Konuya ilişkin bakanlıktan yapılan yazılı açıklamada, bir süredir basın yayın organlarında yer alan bazı haber ve yorumlarda "70 kadar gazetecinin yazdıkları yazılar sebebiyle tutuklu ve hükümlü olarak cezaevlerinde bulunduğu" iddiasının sürekli tekrarlanması ve bu yanlış bilgiye dayanılarak "Türkiye'de, son dönemde basın özgürlüğünün kısıtlandığı" eleştirilerinin artması nedeniyle açıklamaya gerek görüldüğü belirtildi.

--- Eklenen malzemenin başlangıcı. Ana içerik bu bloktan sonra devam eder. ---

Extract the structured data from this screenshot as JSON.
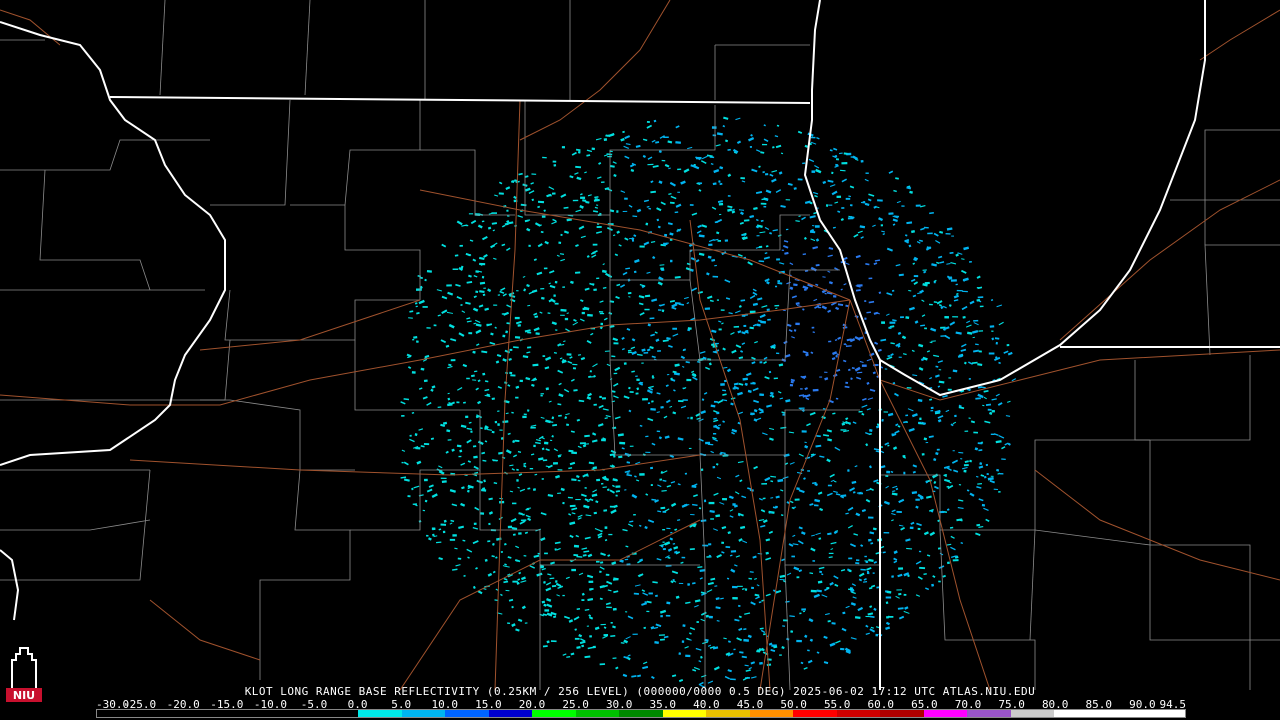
{
  "caption": {
    "product": "KLOT LONG RANGE BASE REFLECTIVITY (0.25KM / 256 LEVEL) (000000/0000 0.5 DEG) 2025-06-02 17:12 UTC  ATLAS.NIU.EDU"
  },
  "color_scale": {
    "labels": [
      "-30.0",
      "-25.0",
      "-20.0",
      "-15.0",
      "-10.0",
      "-5.0",
      "0.0",
      "5.0",
      "10.0",
      "15.0",
      "20.0",
      "25.0",
      "30.0",
      "35.0",
      "40.0",
      "45.0",
      "50.0",
      "55.0",
      "60.0",
      "65.0",
      "70.0",
      "75.0",
      "80.0",
      "85.0",
      "90.0",
      "94.5"
    ],
    "colors": [
      "#000000",
      "#000000",
      "#000000",
      "#000000",
      "#000000",
      "#000000",
      "#00e8e8",
      "#00b4f0",
      "#0064ff",
      "#0000d0",
      "#00ff00",
      "#00c000",
      "#008800",
      "#ffff00",
      "#e8c000",
      "#ff9000",
      "#ff0000",
      "#d00000",
      "#b00000",
      "#ff00ff",
      "#9955c9",
      "#cccccc",
      "#ffffff",
      "#ffffff",
      "#ffffff"
    ]
  },
  "logo": {
    "text": "NIU",
    "color": "#c8102e"
  },
  "map": {
    "background": "#000000",
    "state_border_color": "#ffffff",
    "county_color": "#8c8c8c",
    "highway_color": "#a0522d",
    "echo_colors": [
      "#00e0e0",
      "#00b4f0",
      "#2a7af0"
    ]
  }
}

Cezaevlerindeki basın mensubu tutuklu ve hükümlü sayısı konusunda, bazı sivil toplum kuruluşlarınca sağlıklı verilere dayanmayan çeşitli rakamlar verildiğinin dile getirildiği açıklamada, "Bunlar arasında medyada en çok Türkiye Gazeteciler Sendikası tarafından yapılan açıklamaların yer alması nedeniyle, sendikadan, tutuklu ve hükümlü olduğu iddia edilen gazetecilere ilişkin listenin bakanlığımıza gönderilmesi istenmiştir. Sendika tarafından, 2 Ağustos 2011 tarihinde gönderilen 72 kişilik listede yer alan tutuklu ve hükümlülerin, hangi nedenle cezaevinde oldukları Bakanlığımızca tek tek incelenmiştir. Türkiye Gazeteciler Sendikası'nın listesinde tutuklu ve hükümlü olduğu belirtilen 72 isimden 3'ünün cezaevlerinde kaydına rastlanmamış, 6'sının ise tahliye edildiği tespit edilmiştir. Listede yer alan isimlerin 63'ü halen cezaevindedir. Bu 63 isimden 36'sı hakkında dava açılmış ve bunların 18'iyle ilgili mahkumiyet kararları verilmiştir. 27 kişi hakkında ise soruşturmalar devam etmektedir. Cezaevlerindeki 63 kişiden 18'inin basın kartı varken, 45 kişinin ise basın kartı yoktur." denildi.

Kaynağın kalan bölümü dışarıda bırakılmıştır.